Document Type

Article

Publication Date

2020

Abstract

At the core of U.S. trade law is an under-studied structural dichotomy. On the one hand, well-established statutory authorities enable the President to eliminate trade barriers through negotiations with U.S. trading partners. On the other hand, different, lesser-known authorities allow the President to erect trade barriers on an exceptional basis where necessary for U.S. economic security. Rather than thinking of free trade as a source of or tool for economic security as political theorists long have, our law codifies these authorities as though they are in contrast to one another-allowing departures from the free trade norm when security so demands. Further, the two categories of authorities suffer from a mismatch in what I call "trade delegation disciplines": While Congress kept tight controls on the President's free trade negotiations, it abandoned controls on the exceptional, security-driven authorities, empowering the executive to handle U.S. trade interests in an unbridled way that our nation's Founders feared.

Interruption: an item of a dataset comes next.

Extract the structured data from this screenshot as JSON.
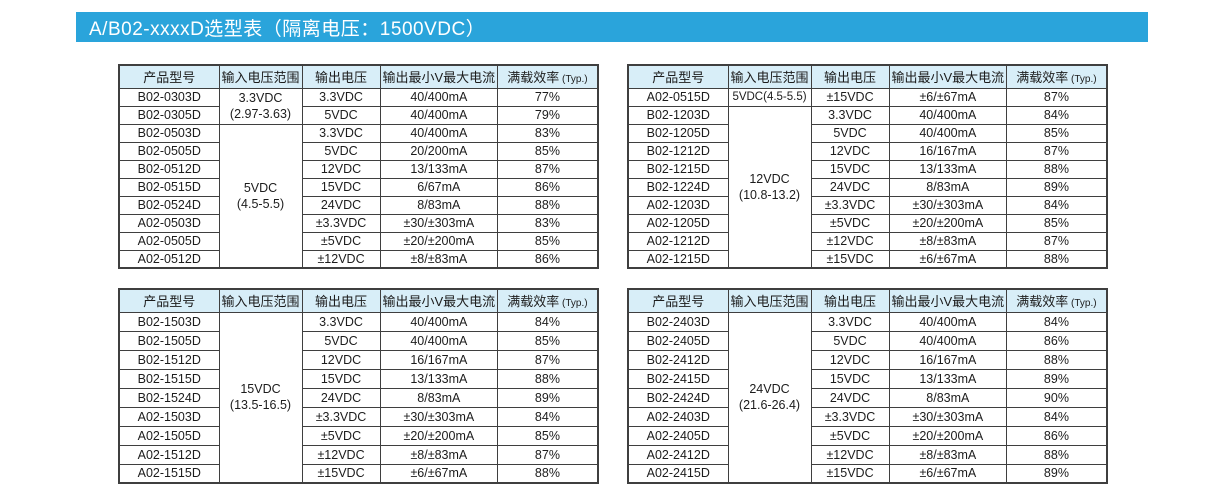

This Article is the first to identify how trade law has exceptionalized security. It develops an original typology of the categories of congressional delegations that constitute our exceptional trade apparatus. This structural account delivers both positive and normative payoffs. Apart from explaining the institutional terrain, identifying the dichotomy challenges the traditional assumption that all executive departures from the prevailing free trade norm are illegal and illegitimate. The historical record demonstrates that, surprisingly, security exceptionalism in U.S. trade law is the product of misunderstood statutes that have been unmoored from their original purposes. Finally, although the exceptions may be difficult to undo or to correct, this analysis shows that trade law has space for a wide array of innovative and nontraditional disciplines that could serve to limit the damage that exceptionalizing security has caused. A review of those options likewise provides certain lessons for the limitations of the nondelegation doctrine and separation of powers.